Query the IGVF Catalog via ArangoDB

Description

edges() and nodes() identify edges or nodes in the data base.

db_gene_variants() locates variants associated with a (Ensembl) gene identifier.

db_gene_elements() locates genomic elements associated with a (Ensembl) gene identifier.

Usage

db_edges(
  username = rigvf_config$get("username"),
  password = rigvf_config$get("password")
)

db_nodes(
  username = rigvf_config$get("username"),
  password = rigvf_config$get("password")
)

db_gene_variants(
  gene_id,
  threshold,
  username = rigvf_config$get("username"),
  password = rigvf_config$get("password")
)

db_gene_elements(
  gene_id,
  threshold,
  username = rigvf_config$get("username"),
  password = rigvf_config$get("password")
)

Arguments

username

character(1) ArangoDB user name.
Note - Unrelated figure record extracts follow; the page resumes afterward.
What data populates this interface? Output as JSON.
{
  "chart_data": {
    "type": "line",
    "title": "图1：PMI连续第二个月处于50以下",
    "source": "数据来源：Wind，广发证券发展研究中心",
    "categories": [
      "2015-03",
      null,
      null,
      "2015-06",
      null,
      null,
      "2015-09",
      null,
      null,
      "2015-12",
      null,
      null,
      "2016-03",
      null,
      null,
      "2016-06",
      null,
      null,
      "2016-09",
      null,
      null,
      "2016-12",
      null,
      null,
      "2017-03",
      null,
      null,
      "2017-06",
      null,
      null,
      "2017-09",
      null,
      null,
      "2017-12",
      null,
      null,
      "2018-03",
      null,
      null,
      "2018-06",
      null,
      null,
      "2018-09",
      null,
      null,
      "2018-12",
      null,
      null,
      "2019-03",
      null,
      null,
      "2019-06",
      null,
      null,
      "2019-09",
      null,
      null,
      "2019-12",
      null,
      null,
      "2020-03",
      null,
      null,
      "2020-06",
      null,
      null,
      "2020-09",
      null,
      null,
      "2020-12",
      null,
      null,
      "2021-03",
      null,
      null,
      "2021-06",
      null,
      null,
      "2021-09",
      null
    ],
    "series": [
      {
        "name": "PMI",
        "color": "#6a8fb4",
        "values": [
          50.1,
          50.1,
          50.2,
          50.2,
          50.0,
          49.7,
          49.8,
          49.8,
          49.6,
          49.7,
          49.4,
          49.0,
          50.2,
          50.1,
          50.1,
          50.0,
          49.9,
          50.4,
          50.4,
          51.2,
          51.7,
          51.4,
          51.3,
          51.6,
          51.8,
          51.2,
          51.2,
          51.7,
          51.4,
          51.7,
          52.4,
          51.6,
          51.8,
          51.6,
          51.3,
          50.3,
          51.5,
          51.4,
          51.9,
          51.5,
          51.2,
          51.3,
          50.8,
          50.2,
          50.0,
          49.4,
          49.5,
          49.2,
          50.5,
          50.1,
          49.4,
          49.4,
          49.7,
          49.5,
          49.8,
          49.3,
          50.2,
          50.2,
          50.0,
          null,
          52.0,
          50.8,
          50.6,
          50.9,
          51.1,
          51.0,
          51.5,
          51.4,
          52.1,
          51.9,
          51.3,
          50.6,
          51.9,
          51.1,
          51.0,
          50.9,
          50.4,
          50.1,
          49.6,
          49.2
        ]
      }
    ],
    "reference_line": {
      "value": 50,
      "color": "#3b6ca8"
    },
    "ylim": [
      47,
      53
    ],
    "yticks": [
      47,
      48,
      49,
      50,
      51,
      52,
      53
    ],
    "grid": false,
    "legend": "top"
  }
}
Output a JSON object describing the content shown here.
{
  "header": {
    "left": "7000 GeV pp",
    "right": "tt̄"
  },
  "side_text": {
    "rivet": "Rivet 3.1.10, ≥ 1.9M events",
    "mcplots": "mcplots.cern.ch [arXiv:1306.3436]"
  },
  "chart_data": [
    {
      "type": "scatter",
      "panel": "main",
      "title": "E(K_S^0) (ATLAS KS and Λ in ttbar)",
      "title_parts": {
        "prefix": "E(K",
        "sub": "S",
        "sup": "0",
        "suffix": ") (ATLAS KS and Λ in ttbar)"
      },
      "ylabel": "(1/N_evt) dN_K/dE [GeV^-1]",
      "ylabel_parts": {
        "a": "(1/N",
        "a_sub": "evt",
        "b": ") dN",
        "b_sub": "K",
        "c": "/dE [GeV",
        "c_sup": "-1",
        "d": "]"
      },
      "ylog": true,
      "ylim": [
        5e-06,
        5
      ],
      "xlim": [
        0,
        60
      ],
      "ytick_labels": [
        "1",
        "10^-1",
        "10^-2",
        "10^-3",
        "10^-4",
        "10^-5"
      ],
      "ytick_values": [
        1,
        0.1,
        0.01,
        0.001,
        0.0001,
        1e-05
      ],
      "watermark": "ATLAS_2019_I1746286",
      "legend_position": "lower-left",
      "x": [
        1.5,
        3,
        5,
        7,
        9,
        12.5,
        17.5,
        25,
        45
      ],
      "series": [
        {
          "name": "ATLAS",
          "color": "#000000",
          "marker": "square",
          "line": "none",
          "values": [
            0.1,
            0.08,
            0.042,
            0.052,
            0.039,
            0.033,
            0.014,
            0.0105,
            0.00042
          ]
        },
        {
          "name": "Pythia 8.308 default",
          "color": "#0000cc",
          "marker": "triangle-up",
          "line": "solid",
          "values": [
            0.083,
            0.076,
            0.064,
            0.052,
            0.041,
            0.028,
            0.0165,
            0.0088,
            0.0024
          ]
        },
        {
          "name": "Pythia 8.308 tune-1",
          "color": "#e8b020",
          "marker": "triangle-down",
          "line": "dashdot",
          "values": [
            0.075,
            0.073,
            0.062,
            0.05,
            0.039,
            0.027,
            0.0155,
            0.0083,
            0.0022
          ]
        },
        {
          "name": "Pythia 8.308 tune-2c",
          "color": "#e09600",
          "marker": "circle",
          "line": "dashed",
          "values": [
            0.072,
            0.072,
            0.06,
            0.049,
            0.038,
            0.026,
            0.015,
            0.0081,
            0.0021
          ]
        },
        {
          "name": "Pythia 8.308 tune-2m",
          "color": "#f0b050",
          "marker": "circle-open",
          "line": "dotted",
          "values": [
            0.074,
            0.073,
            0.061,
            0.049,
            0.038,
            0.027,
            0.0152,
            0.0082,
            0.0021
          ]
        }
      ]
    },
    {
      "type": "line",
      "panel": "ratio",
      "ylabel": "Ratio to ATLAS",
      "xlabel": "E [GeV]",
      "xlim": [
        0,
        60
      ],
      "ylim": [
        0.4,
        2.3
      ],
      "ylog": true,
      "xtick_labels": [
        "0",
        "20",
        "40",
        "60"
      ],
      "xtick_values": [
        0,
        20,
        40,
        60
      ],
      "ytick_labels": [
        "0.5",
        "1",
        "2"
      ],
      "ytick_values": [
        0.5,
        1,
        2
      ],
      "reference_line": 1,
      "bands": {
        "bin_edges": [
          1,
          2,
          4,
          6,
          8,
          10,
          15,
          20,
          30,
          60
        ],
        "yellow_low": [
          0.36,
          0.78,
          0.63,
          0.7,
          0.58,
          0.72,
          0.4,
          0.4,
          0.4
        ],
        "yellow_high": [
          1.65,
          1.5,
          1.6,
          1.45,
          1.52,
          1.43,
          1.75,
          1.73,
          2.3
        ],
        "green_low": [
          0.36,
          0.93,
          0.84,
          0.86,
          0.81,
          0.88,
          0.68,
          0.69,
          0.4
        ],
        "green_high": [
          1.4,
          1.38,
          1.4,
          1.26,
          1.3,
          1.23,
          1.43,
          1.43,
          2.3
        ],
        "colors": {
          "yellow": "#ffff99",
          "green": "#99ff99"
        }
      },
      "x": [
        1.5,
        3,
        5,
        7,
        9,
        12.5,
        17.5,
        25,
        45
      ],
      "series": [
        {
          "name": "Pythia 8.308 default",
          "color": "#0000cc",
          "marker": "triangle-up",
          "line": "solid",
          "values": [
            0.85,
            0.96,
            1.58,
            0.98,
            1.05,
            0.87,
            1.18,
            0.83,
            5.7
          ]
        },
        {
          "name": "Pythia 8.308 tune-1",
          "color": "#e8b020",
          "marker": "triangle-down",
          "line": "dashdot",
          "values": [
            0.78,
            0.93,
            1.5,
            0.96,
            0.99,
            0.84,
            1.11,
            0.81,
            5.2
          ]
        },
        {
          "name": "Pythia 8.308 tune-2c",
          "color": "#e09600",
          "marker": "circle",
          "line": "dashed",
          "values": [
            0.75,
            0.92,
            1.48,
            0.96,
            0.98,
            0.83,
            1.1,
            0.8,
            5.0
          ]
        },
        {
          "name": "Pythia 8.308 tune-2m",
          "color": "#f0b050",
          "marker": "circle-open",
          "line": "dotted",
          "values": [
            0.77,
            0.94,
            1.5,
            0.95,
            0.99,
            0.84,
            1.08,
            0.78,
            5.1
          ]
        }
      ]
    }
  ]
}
Default: "guest".

password

character(1) ArangoDB password. Default: "guestigvfcatalog". A better practice is to use an environment variable to record the password, rather than encoding in a script, so password = Sys.getenv("RIGVF_ARANGODB_PASSWORD").

gene_id

character(1) Ensembl gene identifier

threshold

numeric(1) minimum association statistic, minus log10 p-value for variants, and score for elements

Value

edges() and nodes() return a tibble with the edge or node name and count of occurrences in the database.

db_gene_variants() returns a tibble summarizing variants associated with the gene.

db_gene_elements() returns a tibble summarizing genomic elements associated with the gene.

Examples

db_edges()

db_nodes()

db_gene_variants("ENSG00000106633", threshold = 4.0)

db_gene_elements("ENSG00000106633", threshold = 0.5)

Package configuration global variable management

Description

Objects documented on this page are for developer use.

rigvf_config provides a simple interface to manage 'package global' variables via rigvf_config$get(), rigvf_config$set(), etc. The default username and password provide guest access.

Usage

rigvf_config

Format

rigvf_config is a list of functions for listing (ls())and manipulating (get(), set(), unset()) package-global variables.